SAIT’s Student Association (SAITSA) is working closely with SAIT to combat the stigma of mental health on campus by providing students with access to a multitude of resources and support.
On Oct. 12, SAITSA hosted the Mental Health Awareness Expo in the Stan Grad Atrium.
The expo showcased over 10 different mental health services and resources on and off campus.
Students were welcomed by SAITSA’s ‘Mental What? wellness and health awareness team.
The team enticed passers-by to participate in the event by responding to the needs and questions of students at the SAITSA booth.
Students were greeted by volunteers and were told about the new Integrated Mental Health and Wellness app. The I.M. WELL app is a free download.
SAITSA also provided students with a variety of mental health materials, a couch on which to take a break, or snap a photo on, crafts, and free candy, tea and headphones.
“Now more than ever SAIT and the SAIT Student Association are close partners and are working hard to foster a campus culture of open understanding around mental health,” declared Dr. David Ross, SAIT president and CEO.
SAITSA compliments what SAIT is already doing with Student Development and Counselling Services, and the Lamb Learner Success Centre by providing students with peer-to-peer support through the Peer Support Centre.
Located in room NJ105 of the Senator Burns Building, the Peer Support Centre is a students-only space that is a safe environment for self-exploration, relaxation and a place to connect with fellow students.
“I think students will realize that this is a huge community and that everybody’s here for each other,” said Shona White, assistant manager, Marketing and Communications, SAITSA.
“With our executive council and having a position like VP Student Life, we try and make sure students are supported outside of the classroom,” explained White.
Events like the Mental Health Awareness Expo definitely draw attention to what resources SAITSA and SAIT have available.
Vendors at the event included the Calgary Mental Health Association, Woods Homes, SAIT Student Development and Counselling, International Centre, SAIT Health Services, The Interfaith Centre, SAIT Athletics and Recreation (Make Some Noise for Mental Health), and a booth for Funding Advising, Academic Coaching and Accessibility Services.

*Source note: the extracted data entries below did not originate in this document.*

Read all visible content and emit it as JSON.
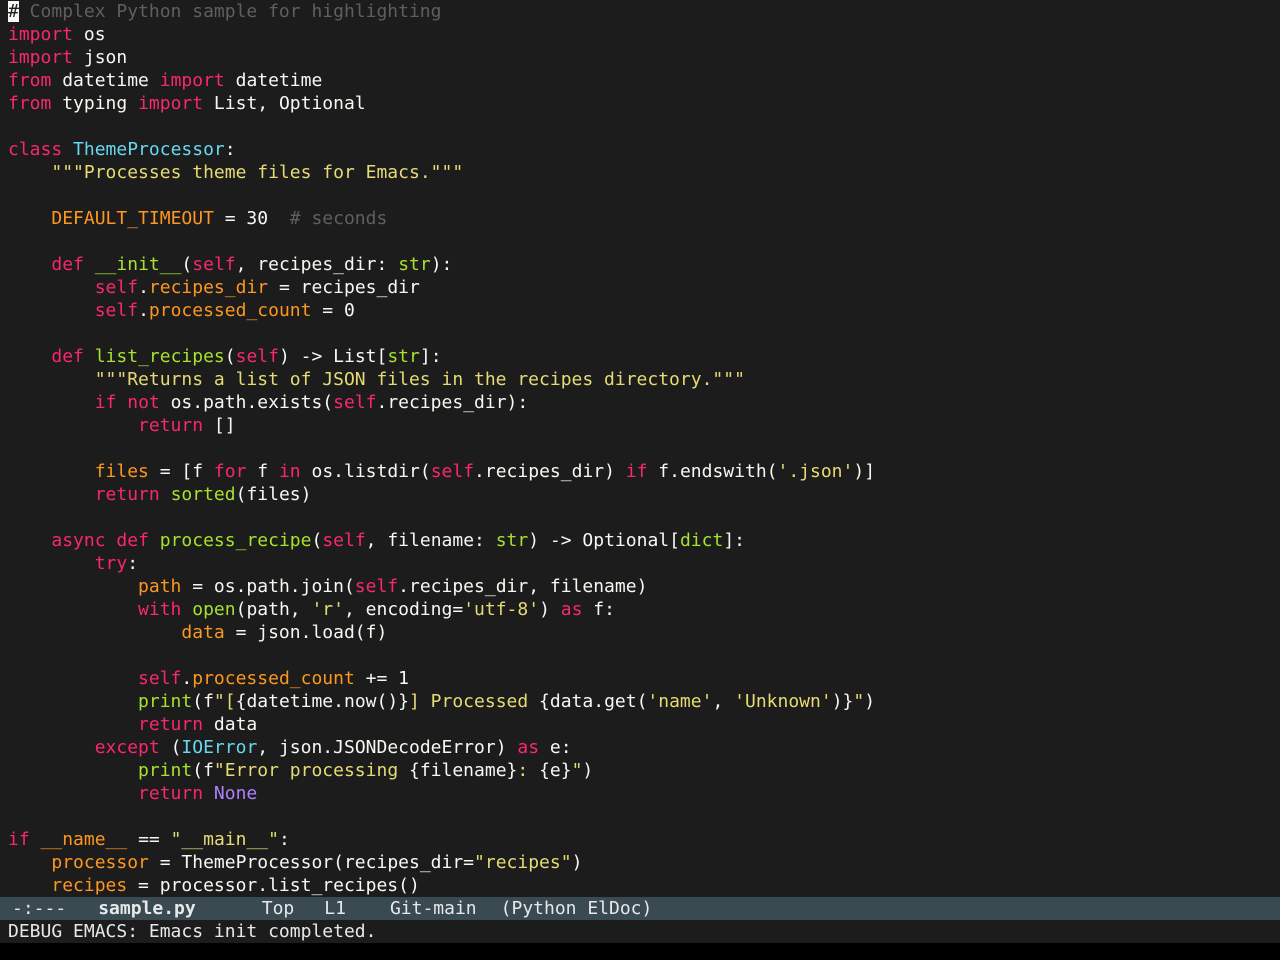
{
  "editor": {
    "lines": [
      [
        {
          "t": "#",
          "c": "cursor"
        },
        {
          "t": " Complex Python sample for highlighting",
          "c": "cmt"
        }
      ],
      [
        {
          "t": "import",
          "c": "kw"
        },
        {
          "t": " os",
          "c": "plain"
        }
      ],
      [
        {
          "t": "import",
          "c": "kw"
        },
        {
          "t": " json",
          "c": "plain"
        }
      ],
      [
        {
          "t": "from",
          "c": "kw"
        },
        {
          "t": " datetime ",
          "c": "plain"
        },
        {
          "t": "import",
          "c": "kw"
        },
        {
          "t": " datetime",
          "c": "plain"
        }
      ],
      [
        {
          "t": "from",
          "c": "kw"
        },
        {
          "t": " typing ",
          "c": "plain"
        },
        {
          "t": "import",
          "c": "kw"
        },
        {
          "t": " List, Optional",
          "c": "plain"
        }
      ],
      [],
      [
        {
          "t": "class",
          "c": "kw"
        },
        {
          "t": " ",
          "c": "plain"
        },
        {
          "t": "ThemeProcessor",
          "c": "cls"
        },
        {
          "t": ":",
          "c": "plain"
        }
      ],
      [
        {
          "t": "    ",
          "c": "plain"
        },
        {
          "t": "\"\"\"Processes theme files for Emacs.\"\"\"",
          "c": "str"
        }
      ],
      [],
      [
        {
          "t": "    ",
          "c": "plain"
        },
        {
          "t": "DEFAULT_TIMEOUT",
          "c": "var"
        },
        {
          "t": " = 30  ",
          "c": "plain"
        },
        {
          "t": "# seconds",
          "c": "cmt"
        }
      ],
      [],
      [
        {
          "t": "    ",
          "c": "plain"
        },
        {
          "t": "def",
          "c": "kw"
        },
        {
          "t": " ",
          "c": "plain"
        },
        {
          "t": "__init__",
          "c": "fn"
        },
        {
          "t": "(",
          "c": "plain"
        },
        {
          "t": "self",
          "c": "kw"
        },
        {
          "t": ", recipes_dir: ",
          "c": "plain"
        },
        {
          "t": "str",
          "c": "fn"
        },
        {
          "t": "):",
          "c": "plain"
        }
      ],
      [
        {
          "t": "        ",
          "c": "plain"
        },
        {
          "t": "self",
          "c": "kw"
        },
        {
          "t": ".",
          "c": "plain"
        },
        {
          "t": "recipes_dir",
          "c": "var"
        },
        {
          "t": " = recipes_dir",
          "c": "plain"
        }
      ],
      [
        {
          "t": "        ",
          "c": "plain"
        },
        {
          "t": "self",
          "c": "kw"
        },
        {
          "t": ".",
          "c": "plain"
        },
        {
          "t": "processed_count",
          "c": "var"
        },
        {
          "t": " = 0",
          "c": "plain"
        }
      ],
      [],
      [
        {
          "t": "    ",
          "c": "plain"
        },
        {
          "t": "def",
          "c": "kw"
        },
        {
          "t": " ",
          "c": "plain"
        },
        {
          "t": "list_recipes",
          "c": "fn"
        },
        {
          "t": "(",
          "c": "plain"
        },
        {
          "t": "self",
          "c": "kw"
        },
        {
          "t": ") -> List[",
          "c": "plain"
        },
        {
          "t": "str",
          "c": "fn"
        },
        {
          "t": "]:",
          "c": "plain"
        }
      ],
      [
        {
          "t": "        ",
          "c": "plain"
        },
        {
          "t": "\"\"\"Returns a list of JSON files in the recipes directory.\"\"\"",
          "c": "str"
        }
      ],
      [
        {
          "t": "        ",
          "c": "plain"
        },
        {
          "t": "if",
          "c": "kw"
        },
        {
          "t": " ",
          "c": "plain"
        },
        {
          "t": "not",
          "c": "kw"
        },
        {
          "t": " os.path.exists(",
          "c": "plain"
        },
        {
          "t": "self",
          "c": "kw"
        },
        {
          "t": ".recipes_dir):",
          "c": "plain"
        }
      ],
      [
        {
          "t": "            ",
          "c": "plain"
        },
        {
          "t": "return",
          "c": "kw"
        },
        {
          "t": " []",
          "c": "plain"
        }
      ],
      [],
      [
        {
          "t": "        ",
          "c": "plain"
        },
        {
          "t": "files",
          "c": "var"
        },
        {
          "t": " = [f ",
          "c": "plain"
        },
        {
          "t": "for",
          "c": "kw"
        },
        {
          "t": " f ",
          "c": "plain"
        },
        {
          "t": "in",
          "c": "kw"
        },
        {
          "t": " os.listdir(",
          "c": "plain"
        },
        {
          "t": "self",
          "c": "kw"
        },
        {
          "t": ".recipes_dir) ",
          "c": "plain"
        },
        {
          "t": "if",
          "c": "kw"
        },
        {
          "t": " f.endswith(",
          "c": "plain"
        },
        {
          "t": "'.json'",
          "c": "str"
        },
        {
          "t": ")]",
          "c": "plain"
        }
      ],
      [
        {
          "t": "        ",
          "c": "plain"
        },
        {
          "t": "return",
          "c": "kw"
        },
        {
          "t": " ",
          "c": "plain"
        },
        {
          "t": "sorted",
          "c": "fn"
        },
        {
          "t": "(files)",
          "c": "plain"
        }
      ],
      [],
      [
        {
          "t": "    ",
          "c": "plain"
        },
        {
          "t": "async",
          "c": "kw"
        },
        {
          "t": " ",
          "c": "plain"
        },
        {
          "t": "def",
          "c": "kw"
        },
        {
          "t": " ",
          "c": "plain"
        },
        {
          "t": "process_recipe",
          "c": "fn"
        },
        {
          "t": "(",
          "c": "plain"
        },
        {
          "t": "self",
          "c": "kw"
        },
        {
          "t": ", filename: ",
          "c": "plain"
        },
        {
          "t": "str",
          "c": "fn"
        },
        {
          "t": ") -> Optional[",
          "c": "plain"
        },
        {
          "t": "dict",
          "c": "fn"
        },
        {
          "t": "]:",
          "c": "plain"
        }
      ],
      [
        {
          "t": "        ",
          "c": "plain"
        },
        {
          "t": "try",
          "c": "kw"
        },
        {
          "t": ":",
          "c": "plain"
        }
      ],
      [
        {
          "t": "            ",
          "c": "plain"
        },
        {
          "t": "path",
          "c": "var"
        },
        {
          "t": " = os.path.join(",
          "c": "plain"
        },
        {
          "t": "self",
          "c": "kw"
        },
        {
          "t": ".recipes_dir, filename)",
          "c": "plain"
        }
      ],
      [
        {
          "t": "            ",
          "c": "plain"
        },
        {
          "t": "with",
          "c": "kw"
        },
        {
          "t": " ",
          "c": "plain"
        },
        {
          "t": "open",
          "c": "fn"
        },
        {
          "t": "(path, ",
          "c": "plain"
        },
        {
          "t": "'r'",
          "c": "str"
        },
        {
          "t": ", encoding=",
          "c": "plain"
        },
        {
          "t": "'utf-8'",
          "c": "str"
        },
        {
          "t": ") ",
          "c": "plain"
        },
        {
          "t": "as",
          "c": "kw"
        },
        {
          "t": " f:",
          "c": "plain"
        }
      ],
      [
        {
          "t": "                ",
          "c": "plain"
        },
        {
          "t": "data",
          "c": "var"
        },
        {
          "t": " = json.load(f)",
          "c": "plain"
        }
      ],
      [],
      [
        {
          "t": "            ",
          "c": "plain"
        },
        {
          "t": "self",
          "c": "kw"
        },
        {
          "t": ".",
          "c": "plain"
        },
        {
          "t": "processed_count",
          "c": "var"
        },
        {
          "t": " += 1",
          "c": "plain"
        }
      ],
      [
        {
          "t": "            ",
          "c": "plain"
        },
        {
          "t": "print",
          "c": "fn"
        },
        {
          "t": "(f",
          "c": "plain"
        },
        {
          "t": "\"[",
          "c": "str"
        },
        {
          "t": "{datetime.now()}",
          "c": "plain"
        },
        {
          "t": "] Processed ",
          "c": "str"
        },
        {
          "t": "{data.get(",
          "c": "plain"
        },
        {
          "t": "'name'",
          "c": "str"
        },
        {
          "t": ", ",
          "c": "plain"
        },
        {
          "t": "'Unknown'",
          "c": "str"
        },
        {
          "t": ")}",
          "c": "plain"
        },
        {
          "t": "\"",
          "c": "str"
        },
        {
          "t": ")",
          "c": "plain"
        }
      ],
      [
        {
          "t": "            ",
          "c": "plain"
        },
        {
          "t": "return",
          "c": "kw"
        },
        {
          "t": " data",
          "c": "plain"
        }
      ],
      [
        {
          "t": "        ",
          "c": "plain"
        },
        {
          "t": "except",
          "c": "kw"
        },
        {
          "t": " (",
          "c": "plain"
        },
        {
          "t": "IOError",
          "c": "cls"
        },
        {
          "t": ", json.JSONDecodeError) ",
          "c": "plain"
        },
        {
          "t": "as",
          "c": "kw"
        },
        {
          "t": " e:",
          "c": "plain"
        }
      ],
      [
        {
          "t": "            ",
          "c": "plain"
        },
        {
          "t": "print",
          "c": "fn"
        },
        {
          "t": "(f",
          "c": "plain"
        },
        {
          "t": "\"Error processing ",
          "c": "str"
        },
        {
          "t": "{filename}",
          "c": "plain"
        },
        {
          "t": ": ",
          "c": "str"
        },
        {
          "t": "{e}",
          "c": "plain"
        },
        {
          "t": "\"",
          "c": "str"
        },
        {
          "t": ")",
          "c": "plain"
        }
      ],
      [
        {
          "t": "            ",
          "c": "plain"
        },
        {
          "t": "return",
          "c": "kw"
        },
        {
          "t": " ",
          "c": "plain"
        },
        {
          "t": "None",
          "c": "const"
        }
      ],
      [],
      [
        {
          "t": "if",
          "c": "kw"
        },
        {
          "t": " ",
          "c": "plain"
        },
        {
          "t": "__name__",
          "c": "var"
        },
        {
          "t": " == ",
          "c": "plain"
        },
        {
          "t": "\"__main__\"",
          "c": "str"
        },
        {
          "t": ":",
          "c": "plain"
        }
      ],
      [
        {
          "t": "    ",
          "c": "plain"
        },
        {
          "t": "processor",
          "c": "var"
        },
        {
          "t": " = ThemeProcessor(recipes_dir=",
          "c": "plain"
        },
        {
          "t": "\"recipes\"",
          "c": "str"
        },
        {
          "t": ")",
          "c": "plain"
        }
      ],
      [
        {
          "t": "    ",
          "c": "plain"
        },
        {
          "t": "recipes",
          "c": "var"
        },
        {
          "t": " = processor.list_recipes()",
          "c": "plain"
        }
      ]
    ]
  },
  "mode_line": {
    "status": "-:---",
    "buffer_name": "sample.py",
    "position": "Top",
    "line": "L1",
    "vc": "Git-main",
    "modes": "(Python ElDoc)"
  },
  "echo_area": {
    "message": "DEBUG EMACS: Emacs init completed."
  },
  "colors": {
    "background": "#1c1c1c",
    "foreground": "#f8f8f2",
    "comment": "#5f5f5f",
    "keyword": "#f92672",
    "class_name": "#66d9ef",
    "string": "#e6db74",
    "variable": "#fd971f",
    "function": "#a6e22e",
    "constant": "#ae81ff",
    "mode_line_bg": "#3a4a52"
  }
}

Connor Goodfellow, VP Student Life, mentioned the importance of talking about mental health, especially with students, “because we go through a lot of stuff that other people don’t.
“There’s never a break from assignments, especially with a lot of two-year courses,” he said.
“It is super condensed, you’re just doing the courses and they are trying to get you out in industry as fast as possible,” said Goodfellow.
“Definitely it’s important because the first step to either identifying mental health, or helping to manage mental health, is to start talking about it,” said SAITSA president Alex Dimopoulos.
Dimopoulos introduced Advanced Education Minister Marlin Schmidt, who revealed details of the announcement made in June to distribute $25.8 million over three years to improve mental health resources for post-secondary students in Alberta.
“For SAIT, that means $475,00 each year for the next three years to support mental health initiatives and the unique needs of you,” said Schmidt.
I think students will realize that this is a huge community and that everybody’s here for each other. – Shona White
No specifics were mentioned in either Dr. Ross, or Schmidt with respect to how the funds will be spent at SAIT over the next three years.
“The right mental health supports can be a lifeboat in choppy waters,” said Schmidt.
“SAIT is already doing a great job of making sure that every single student knows where to find that lifeboat. This new funding will help make the lifeboats easier to get into.”